Surrounded by oil-rich but hostile neighbors, Israel has long fretted about energy. Moses, the joke goes, led his people around the desert for 40 years before settling in the only place in the Middle East without oil. The Tamar field's estimated 7.7 trillion cubic feet of gas will go a long way toward weaning Israel from dependence on imported coal and gas. "These are all blessings from the heavens," Tshuva says as he settles into a black leather armchair.

The discovery is helping him expand a global empire that includes luxury apartment towers, power plants, gas stations, and New York's Plaza Hotel. It may also help salvage an audacious $5 billion plan to put a Plaza on the Las Vegas Strip that the financial crisis has stalled.

A gregarious man who greets visitors with a warm pat on the shoulder and favors dark suits with no tie, Tshuva has a taste for extravagant projects.

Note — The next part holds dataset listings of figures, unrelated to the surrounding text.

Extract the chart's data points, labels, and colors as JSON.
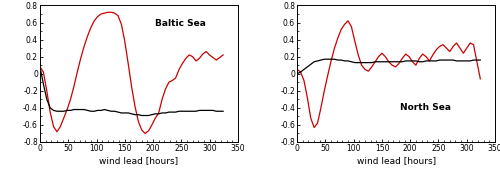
{
  "baltic_red_x": [
    0,
    6,
    12,
    18,
    24,
    30,
    36,
    42,
    48,
    54,
    60,
    66,
    72,
    78,
    84,
    90,
    96,
    102,
    108,
    114,
    120,
    126,
    132,
    138,
    144,
    150,
    156,
    162,
    168,
    174,
    180,
    186,
    192,
    198,
    204,
    210,
    216,
    222,
    228,
    234,
    240,
    246,
    252,
    258,
    264,
    270,
    276,
    282,
    288,
    294,
    300,
    306,
    312,
    318,
    324
  ],
  "baltic_red_y": [
    0.08,
    0.02,
    -0.2,
    -0.45,
    -0.62,
    -0.68,
    -0.62,
    -0.52,
    -0.42,
    -0.3,
    -0.15,
    0.02,
    0.18,
    0.32,
    0.44,
    0.54,
    0.62,
    0.67,
    0.7,
    0.71,
    0.72,
    0.72,
    0.71,
    0.68,
    0.58,
    0.38,
    0.12,
    -0.15,
    -0.38,
    -0.56,
    -0.66,
    -0.7,
    -0.67,
    -0.6,
    -0.52,
    -0.46,
    -0.3,
    -0.18,
    -0.1,
    -0.08,
    -0.05,
    0.05,
    0.12,
    0.18,
    0.22,
    0.2,
    0.15,
    0.18,
    0.23,
    0.26,
    0.22,
    0.19,
    0.16,
    0.19,
    0.22
  ],
  "baltic_black_x": [
    0,
    6,
    12,
    18,
    24,
    30,
    36,
    42,
    48,
    54,
    60,
    66,
    72,
    78,
    84,
    90,
    96,
    102,
    108,
    114,
    120,
    126,
    132,
    138,
    144,
    150,
    156,
    162,
    168,
    174,
    180,
    186,
    192,
    198,
    204,
    210,
    216,
    222,
    228,
    234,
    240,
    246,
    252,
    258,
    264,
    270,
    276,
    282,
    288,
    294,
    300,
    306,
    312,
    318,
    324
  ],
  "baltic_black_y": [
    0.08,
    -0.12,
    -0.3,
    -0.4,
    -0.43,
    -0.44,
    -0.44,
    -0.44,
    -0.43,
    -0.43,
    -0.42,
    -0.42,
    -0.42,
    -0.42,
    -0.43,
    -0.44,
    -0.44,
    -0.43,
    -0.43,
    -0.42,
    -0.43,
    -0.44,
    -0.44,
    -0.45,
    -0.46,
    -0.46,
    -0.46,
    -0.47,
    -0.48,
    -0.48,
    -0.49,
    -0.49,
    -0.49,
    -0.48,
    -0.47,
    -0.47,
    -0.46,
    -0.46,
    -0.45,
    -0.45,
    -0.45,
    -0.44,
    -0.44,
    -0.44,
    -0.44,
    -0.44,
    -0.44,
    -0.43,
    -0.43,
    -0.43,
    -0.43,
    -0.43,
    -0.44,
    -0.44,
    -0.44
  ],
  "north_red_x": [
    0,
    6,
    12,
    18,
    24,
    30,
    36,
    42,
    48,
    54,
    60,
    66,
    72,
    78,
    84,
    90,
    96,
    102,
    108,
    114,
    120,
    126,
    132,
    138,
    144,
    150,
    156,
    162,
    168,
    174,
    180,
    186,
    192,
    198,
    204,
    210,
    216,
    222,
    228,
    234,
    240,
    246,
    252,
    258,
    264,
    270,
    276,
    282,
    288,
    294,
    300,
    306,
    312,
    318,
    324
  ],
  "north_red_y": [
    0.05,
    0.02,
    -0.08,
    -0.28,
    -0.52,
    -0.63,
    -0.58,
    -0.4,
    -0.2,
    -0.02,
    0.15,
    0.3,
    0.42,
    0.52,
    0.58,
    0.62,
    0.55,
    0.38,
    0.22,
    0.1,
    0.05,
    0.03,
    0.08,
    0.14,
    0.2,
    0.24,
    0.2,
    0.14,
    0.1,
    0.08,
    0.12,
    0.18,
    0.23,
    0.2,
    0.14,
    0.1,
    0.18,
    0.23,
    0.2,
    0.15,
    0.22,
    0.28,
    0.32,
    0.34,
    0.3,
    0.26,
    0.32,
    0.36,
    0.3,
    0.24,
    0.3,
    0.36,
    0.34,
    0.14,
    -0.06
  ],
  "north_black_x": [
    0,
    6,
    12,
    18,
    24,
    30,
    36,
    42,
    48,
    54,
    60,
    66,
    72,
    78,
    84,
    90,
    96,
    102,
    108,
    114,
    120,
    126,
    132,
    138,
    144,
    150,
    156,
    162,
    168,
    174,
    180,
    186,
    192,
    198,
    204,
    210,
    216,
    222,
    228,
    234,
    240,
    246,
    252,
    258,
    264,
    270,
    276,
    282,
    288,
    294,
    300,
    306,
    312,
    318,
    324
  ],
  "north_black_y": [
    0.0,
    0.02,
    0.05,
    0.08,
    0.11,
    0.14,
    0.15,
    0.16,
    0.17,
    0.17,
    0.17,
    0.17,
    0.16,
    0.16,
    0.15,
    0.15,
    0.14,
    0.13,
    0.13,
    0.13,
    0.13,
    0.13,
    0.13,
    0.14,
    0.14,
    0.14,
    0.14,
    0.14,
    0.14,
    0.14,
    0.14,
    0.14,
    0.15,
    0.15,
    0.15,
    0.15,
    0.14,
    0.14,
    0.15,
    0.15,
    0.15,
    0.15,
    0.16,
    0.16,
    0.16,
    0.16,
    0.16,
    0.15,
    0.15,
    0.15,
    0.15,
    0.15,
    0.16,
    0.16,
    0.16
  ],
  "red_color": "#cc0000",
  "black_color": "#000000",
  "ylim": [
    -0.8,
    0.8
  ],
  "xlim": [
    0,
    350
  ],
  "yticks": [
    -0.8,
    -0.6,
    -0.4,
    -0.2,
    0.0,
    0.2,
    0.4,
    0.6,
    0.8
  ],
  "xticks": [
    0,
    50,
    100,
    150,
    200,
    250,
    300,
    350
  ],
  "xlabel": "wind lead [hours]",
  "label_baltic": "Baltic Sea",
  "label_north": "North Sea",
  "background": "#ffffff",
  "linewidth": 0.9,
  "tick_labelsize": 5.5,
  "label_fontsize": 6.5,
  "annot_fontsize": 6.5
}
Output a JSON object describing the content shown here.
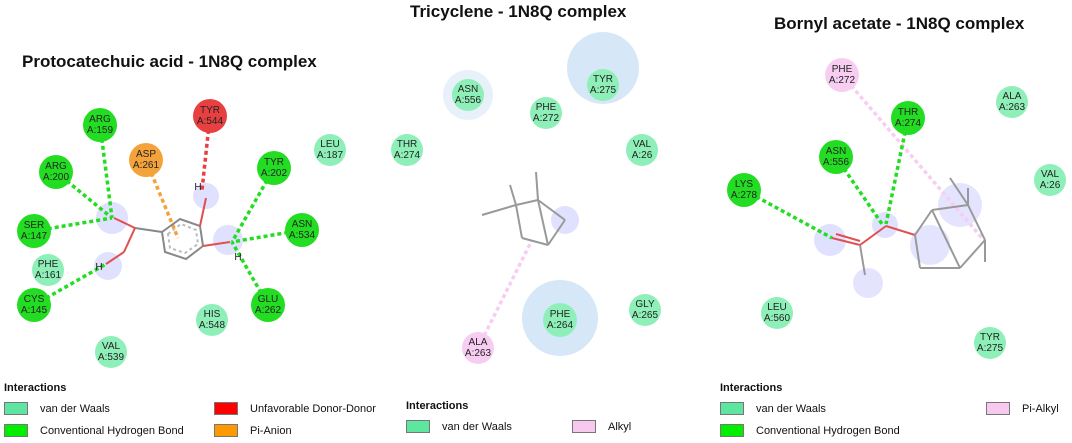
{
  "panels": [
    {
      "title": "Protocatechuic acid - 1N8Q complex",
      "residues": [
        {
          "name": "ARG",
          "id": "A:159",
          "type": "hbond"
        },
        {
          "name": "ARG",
          "id": "A:200",
          "type": "hbond"
        },
        {
          "name": "SER",
          "id": "A:147",
          "type": "hbond"
        },
        {
          "name": "PHE",
          "id": "A:161",
          "type": "vdw"
        },
        {
          "name": "CYS",
          "id": "A:145",
          "type": "hbond"
        },
        {
          "name": "VAL",
          "id": "A:539",
          "type": "vdw"
        },
        {
          "name": "ASP",
          "id": "A:261",
          "type": "pi-anion"
        },
        {
          "name": "TYR",
          "id": "A:544",
          "type": "unfavorable"
        },
        {
          "name": "TYR",
          "id": "A:202",
          "type": "hbond"
        },
        {
          "name": "LEU",
          "id": "A:187",
          "type": "vdw"
        },
        {
          "name": "ASN",
          "id": "A:534",
          "type": "hbond"
        },
        {
          "name": "GLU",
          "id": "A:262",
          "type": "hbond"
        },
        {
          "name": "HIS",
          "id": "A:548",
          "type": "vdw"
        }
      ],
      "atom_labels": [
        "H",
        "H",
        "H"
      ],
      "legend_title": "Interactions",
      "legend": [
        {
          "label": "van der Waals",
          "color": "#5ee6a0"
        },
        {
          "label": "Unfavorable Donor-Donor",
          "color": "#ff0000"
        },
        {
          "label": "Conventional Hydrogen Bond",
          "color": "#00ee00"
        },
        {
          "label": "Pi-Anion",
          "color": "#ff9900"
        }
      ]
    },
    {
      "title": "Tricyclene - 1N8Q complex",
      "residues": [
        {
          "name": "ASN",
          "id": "A:556",
          "type": "vdw"
        },
        {
          "name": "TYR",
          "id": "A:275",
          "type": "vdw"
        },
        {
          "name": "PHE",
          "id": "A:272",
          "type": "vdw"
        },
        {
          "name": "THR",
          "id": "A:274",
          "type": "vdw"
        },
        {
          "name": "VAL",
          "id": "A:26",
          "type": "vdw"
        },
        {
          "name": "GLY",
          "id": "A:265",
          "type": "vdw"
        },
        {
          "name": "PHE",
          "id": "A:264",
          "type": "vdw"
        },
        {
          "name": "ALA",
          "id": "A:263",
          "type": "alkyl"
        }
      ],
      "legend_title": "Interactions",
      "legend": [
        {
          "label": "van der Waals",
          "color": "#5ee6a0"
        },
        {
          "label": "Alkyl",
          "color": "#f7c8f0"
        }
      ]
    },
    {
      "title": "Bornyl acetate - 1N8Q complex",
      "residues": [
        {
          "name": "PHE",
          "id": "A:272",
          "type": "pi-alkyl"
        },
        {
          "name": "ALA",
          "id": "A:263",
          "type": "vdw"
        },
        {
          "name": "THR",
          "id": "A:274",
          "type": "hbond"
        },
        {
          "name": "ASN",
          "id": "A:556",
          "type": "hbond"
        },
        {
          "name": "LYS",
          "id": "A:278",
          "type": "hbond"
        },
        {
          "name": "VAL",
          "id": "A:26",
          "type": "vdw"
        },
        {
          "name": "LEU",
          "id": "A:560",
          "type": "vdw"
        },
        {
          "name": "TYR",
          "id": "A:275",
          "type": "vdw"
        }
      ],
      "legend_title": "Interactions",
      "legend": [
        {
          "label": "van der Waals",
          "color": "#5ee6a0"
        },
        {
          "label": "Pi-Alkyl",
          "color": "#f7c8f0"
        },
        {
          "label": "Conventional Hydrogen Bond",
          "color": "#00ee00"
        }
      ]
    }
  ],
  "colors": {
    "vdw": "#8ef0b8",
    "hbond": "#22dd22",
    "pi-anion": "#f4a23a",
    "unfavorable": "#e84040",
    "alkyl": "#f8cdf2",
    "pi-alkyl": "#f8cdf2"
  }
}
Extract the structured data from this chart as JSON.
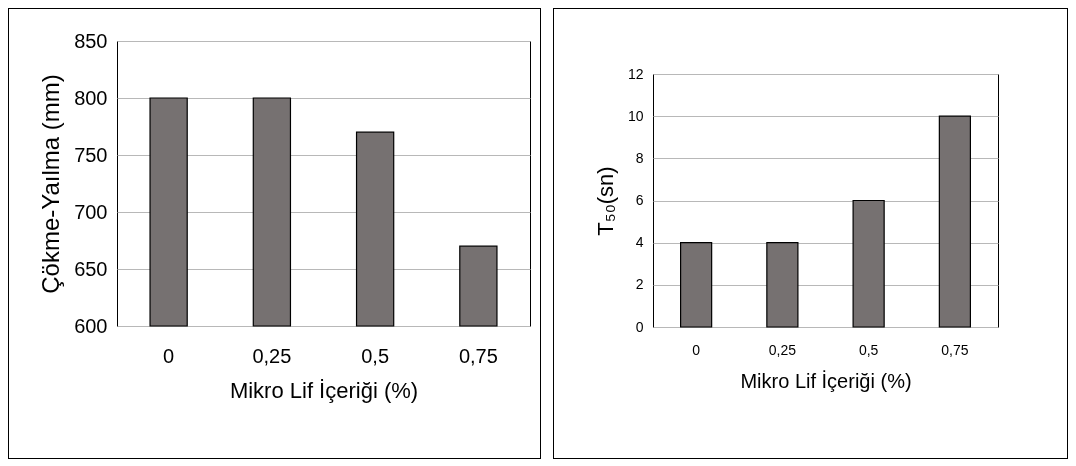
{
  "chart_data": [
    {
      "type": "bar",
      "ylabel": "Çökme-Yaılma (mm)",
      "xlabel": "Mikro Lif İçeriği (%)",
      "categories": [
        "0",
        "0,25",
        "0,5",
        "0,75"
      ],
      "values": [
        800,
        800,
        770,
        670
      ],
      "color": "#767171",
      "ylim": [
        600,
        850
      ],
      "yticks": [
        600,
        650,
        700,
        750,
        800,
        850
      ],
      "grid": "y"
    },
    {
      "type": "bar",
      "ylabel": "T₅₀(sn)",
      "xlabel": "Mikro Lif İçeriği (%)",
      "categories": [
        "0",
        "0,25",
        "0,5",
        "0,75"
      ],
      "values": [
        4,
        4,
        6,
        10
      ],
      "color": "#767171",
      "ylim": [
        0,
        12
      ],
      "yticks": [
        0,
        2,
        4,
        6,
        8,
        10,
        12
      ],
      "grid": "y"
    }
  ]
}
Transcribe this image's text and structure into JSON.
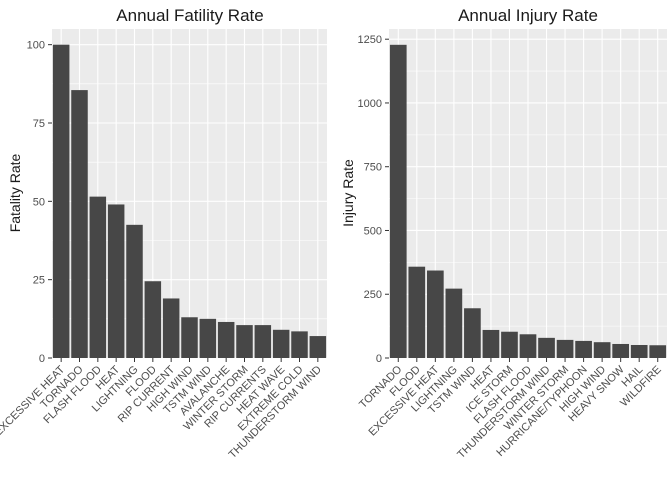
{
  "chart_data": [
    {
      "type": "bar",
      "title": "Annual Fatility Rate",
      "xlabel": "",
      "ylabel": "Fatality Rate",
      "ylim": [
        0,
        105
      ],
      "yticks": [
        0,
        25,
        50,
        75,
        100
      ],
      "grid": true,
      "categories": [
        "EXCESSIVE HEAT",
        "TORNADO",
        "FLASH FLOOD",
        "HEAT",
        "LIGHTNING",
        "FLOOD",
        "RIP CURRENT",
        "HIGH WIND",
        "TSTM WIND",
        "AVALANCHE",
        "WINTER STORM",
        "RIP CURRENTS",
        "HEAT WAVE",
        "EXTREME COLD",
        "THUNDERSTORM WIND"
      ],
      "values": [
        100,
        85.5,
        51.5,
        49,
        42.5,
        24.5,
        19,
        13,
        12.5,
        11.5,
        10.5,
        10.5,
        9,
        8.5,
        7
      ]
    },
    {
      "type": "bar",
      "title": "Annual Injury Rate",
      "xlabel": "",
      "ylabel": "Injury Rate",
      "ylim": [
        0,
        1290
      ],
      "yticks": [
        0,
        250,
        500,
        750,
        1000,
        1250
      ],
      "grid": true,
      "categories": [
        "TORNADO",
        "FLOOD",
        "EXCESSIVE HEAT",
        "LIGHTNING",
        "TSTM WIND",
        "HEAT",
        "ICE STORM",
        "FLASH FLOOD",
        "THUNDERSTORM WIND",
        "WINTER STORM",
        "HURRICANE/TYPHOON",
        "HIGH WIND",
        "HEAVY SNOW",
        "HAIL",
        "WILDFIRE"
      ],
      "values": [
        1228,
        358,
        343,
        272,
        195,
        110,
        103,
        93,
        79,
        71,
        67,
        62,
        55,
        51,
        50
      ]
    }
  ]
}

And he's constantly on the prowl for ideas, even if they entail big risks—such as his decade-long hunt for gas in Israel's waters that has only now started to pay off. "The man has good intuition," says Ronen Elgali, head of research at Sphera Fund, a Tel Aviv hedge fund with $360 million under management.

Growing up in Netanya, a quiet coastal city some 20 miles north of Tel Aviv, Tshuva shared a one-room apartment with his parents, grandmother, and seven siblings. He started working as a laborer at age 12 to support his family, attending school at night. After three years in the army he skipped college and began working in construction for the Defense Ministry. When Israel captured the Sinai Peninsula in the 1967 war, he helped erect the Bar Lev Line, a chain of fortifications along the Suez Canal. By the early 1970s, Tshuva was winning contracts to build low-income housing in Netanya.

Over the years, Tshuva has picked up powerful friends—and endured his share of criticism. He pals around with Israeli President Shimon Peres and was close to former Prime Minister Ariel Sharon. A close business relationship with Ted Arison, the Israeli American founder of Miami-based Carnival Cruise Lines (CCL), paid off in 1998. At the time, Tshuva was a second-tier building contractor looking to elbow his way into Israel's business elite. He had acquired a quarter of the shares of Delek Group, then an automobile importer and Israel's second-biggest gas station chain, and wanted to gain control of the company and its cash hoard of tens of millions of dollars. Arison's Bank Hapoalim held a 25% stake in Delek that he agreed to sell to Tshuva for some $100 million.

The takeover wasn't universally welcomed in Israel. To win Delek, Tshuva had to push out the Recanati family, an influential Israeli clan that had extensive interests in shipping and banking. Many in the Israeli business community, most of whom are of European origin, saw the uneducated Libyan emigré as an interloper. Buying Delek "was a big jump," says Moshe Tery, former chairman of the Israel Securities Authority, who in the past has worked as a money manager for Tshuva. "Eyebrows were raised due to his unusual background."